While people want to leave a full-time job much before their retirement age, they are not prepared for it, simply because they don’t have an actual plan in place for it. Here are some simple and easy steps to check (and plan) for retirement readiness.
1) Freeze on the specific age at which you want to retire. Use a retirement planning calculator (which is easily available online), to figure out how much you need for retirement, based on your current monthly expenses.
2) Ask yourself if you would be able to voluntarily leave your job. When the actual time comes, people tend to put it off for another year and so on. Imagine if you are 40 years old and decide to retire at 50. At 50, you may not want to leave the job because you are not sure if your money will suffice and you fear about not having enough. Family situations change and with children away at college, you are not sure about what you want to do with your time. Plus, you may not have reached your career goals.
3) What happens if you are laid off? Will your finances sustain your lifestyle? Do you have passive income, which will see you through till the time you get a job? Or will you have to dip into your savings for monthly expenses?4) Can you test out living on your retirement fund? Suppose you had a fixed amount available and have to manage within that, can you sustain on that budget? Try it out for a year to see if you dip into other savings or are able to stick to your budgeted allocations. This will help you know if you need to increase your retirement savings.
5) Are you investing enough? So often, I find that people are saving minuscule amounts for retirement and prioritize other goals over retirement. Firstly, you need to invest the right amount, which you can find out through the calculator. Where you invest is also important. Your Employees’ Provident Fund(EPF) or Public Provident Fund (PPF) will not suffice. You need equity exposure to help grow your money. This can be done through equity mutual funds and/or the National Pension System (NPS).
6) When will your loans get over? As long as you are paying EMIs, the chances of having enough are slim. Focus on creating a debt repayment schedule designed to pay off loans in two to three years. If you need to live frugally, cut back on vacations and other big expenses, and get your spouse to contribute towards the EMIs.7) What will you do post retirement? Do you know what you are retiring to? While it is nice to travel and see the world, you would need to keep yourself mentally engaged. Not everybody can do voluntary work or support a cause. Also, suddenly being at home all day may not work well with your spouse!

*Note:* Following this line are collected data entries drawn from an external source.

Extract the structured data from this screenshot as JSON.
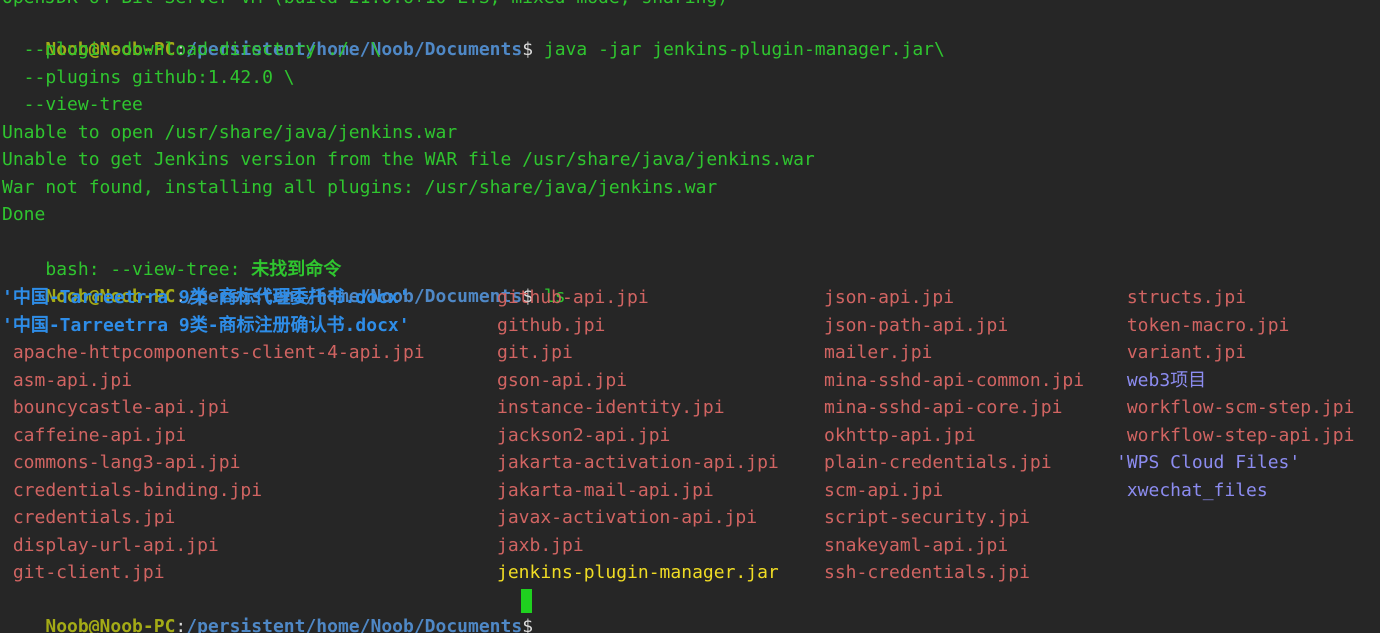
{
  "terminal": {
    "top_cut_line": "OpenJDK 64-Bit Server VM (build 21.0.6+10-LTS, mixed mode, sharing)",
    "prompt": {
      "user_host": "Noob@Noob-PC",
      "colon": ":",
      "path": "/persistent/home/Noob/Documents",
      "dollar": "$"
    },
    "cmd1": {
      "line1": " java -jar jenkins-plugin-manager.jar\\",
      "line2": "  --plugin-download-directory ./  \\",
      "line3": "  --plugins github:1.42.0 \\",
      "line4": "  --view-tree"
    },
    "output": [
      "Unable to open /usr/share/java/jenkins.war",
      "Unable to get Jenkins version from the WAR file /usr/share/java/jenkins.war",
      "War not found, installing all plugins: /usr/share/java/jenkins.war",
      "Done"
    ],
    "bash_error": {
      "prefix": "bash: --view-tree: ",
      "message": "未找到命令"
    },
    "cmd2": " ls",
    "ls_columns": [
      [
        {
          "name": "'中国-Tarreetrra 9类-商标代理委托书.docx'",
          "kind": "quoted"
        },
        {
          "name": "'中国-Tarreetrra 9类-商标注册确认书.docx'",
          "kind": "quoted"
        },
        {
          "name": " apache-httpcomponents-client-4-api.jpi",
          "kind": "file"
        },
        {
          "name": " asm-api.jpi",
          "kind": "file"
        },
        {
          "name": " bouncycastle-api.jpi",
          "kind": "file"
        },
        {
          "name": " caffeine-api.jpi",
          "kind": "file"
        },
        {
          "name": " commons-lang3-api.jpi",
          "kind": "file"
        },
        {
          "name": " credentials-binding.jpi",
          "kind": "file"
        },
        {
          "name": " credentials.jpi",
          "kind": "file"
        },
        {
          "name": " display-url-api.jpi",
          "kind": "file"
        },
        {
          "name": " git-client.jpi",
          "kind": "file"
        }
      ],
      [
        {
          "name": "github-api.jpi",
          "kind": "file"
        },
        {
          "name": "github.jpi",
          "kind": "file"
        },
        {
          "name": "git.jpi",
          "kind": "file"
        },
        {
          "name": "gson-api.jpi",
          "kind": "file"
        },
        {
          "name": "instance-identity.jpi",
          "kind": "file"
        },
        {
          "name": "jackson2-api.jpi",
          "kind": "file"
        },
        {
          "name": "jakarta-activation-api.jpi",
          "kind": "file"
        },
        {
          "name": "jakarta-mail-api.jpi",
          "kind": "file"
        },
        {
          "name": "javax-activation-api.jpi",
          "kind": "file"
        },
        {
          "name": "jaxb.jpi",
          "kind": "file"
        },
        {
          "name": "jenkins-plugin-manager.jar",
          "kind": "exec"
        }
      ],
      [
        {
          "name": "json-api.jpi",
          "kind": "file"
        },
        {
          "name": "json-path-api.jpi",
          "kind": "file"
        },
        {
          "name": "mailer.jpi",
          "kind": "file"
        },
        {
          "name": "mina-sshd-api-common.jpi",
          "kind": "file"
        },
        {
          "name": "mina-sshd-api-core.jpi",
          "kind": "file"
        },
        {
          "name": "okhttp-api.jpi",
          "kind": "file"
        },
        {
          "name": "plain-credentials.jpi",
          "kind": "file"
        },
        {
          "name": "scm-api.jpi",
          "kind": "file"
        },
        {
          "name": "script-security.jpi",
          "kind": "file"
        },
        {
          "name": "snakeyaml-api.jpi",
          "kind": "file"
        },
        {
          "name": "ssh-credentials.jpi",
          "kind": "file"
        }
      ],
      [
        {
          "name": " structs.jpi",
          "kind": "file"
        },
        {
          "name": " token-macro.jpi",
          "kind": "file"
        },
        {
          "name": " variant.jpi",
          "kind": "file"
        },
        {
          "name": " web3项目",
          "kind": "dir"
        },
        {
          "name": " workflow-scm-step.jpi",
          "kind": "file"
        },
        {
          "name": " workflow-step-api.jpi",
          "kind": "file"
        },
        {
          "name": "'WPS Cloud Files'",
          "kind": "dir"
        },
        {
          "name": " xwechat_files",
          "kind": "dir"
        }
      ]
    ]
  }
}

Remember, the partner has a set routine and life and may have to make many changes, to have you in it full time. Even though you would be retired, you will still need a purpose to life. You could start by figuring out what excites you and allocate some time for this activity currently, so that by the time you retire, you can get into it fully. It is important to do this, else you would have a big void in your life. One of my clients sold his business for a handsome amount, after decades of starting it, but got so bored, he tried stock and commodity trading to pass his time, to stop it within a few months due to the losses. He then got into investing in startups only to find that startups only wanted his money and not his time or advice. When you are in a position of power, it is also easier to get things going versus when you are retired.
8) Finally, how will you create passive income before and after retirement? Most people do not make money work for them but work for money. Even while you are working, you should have a passive income stream. Passive income is a good indicator of your level of financial independence. So what level are you at now?
Retirement is when you stop living at work and start working at living. Start planning for that now.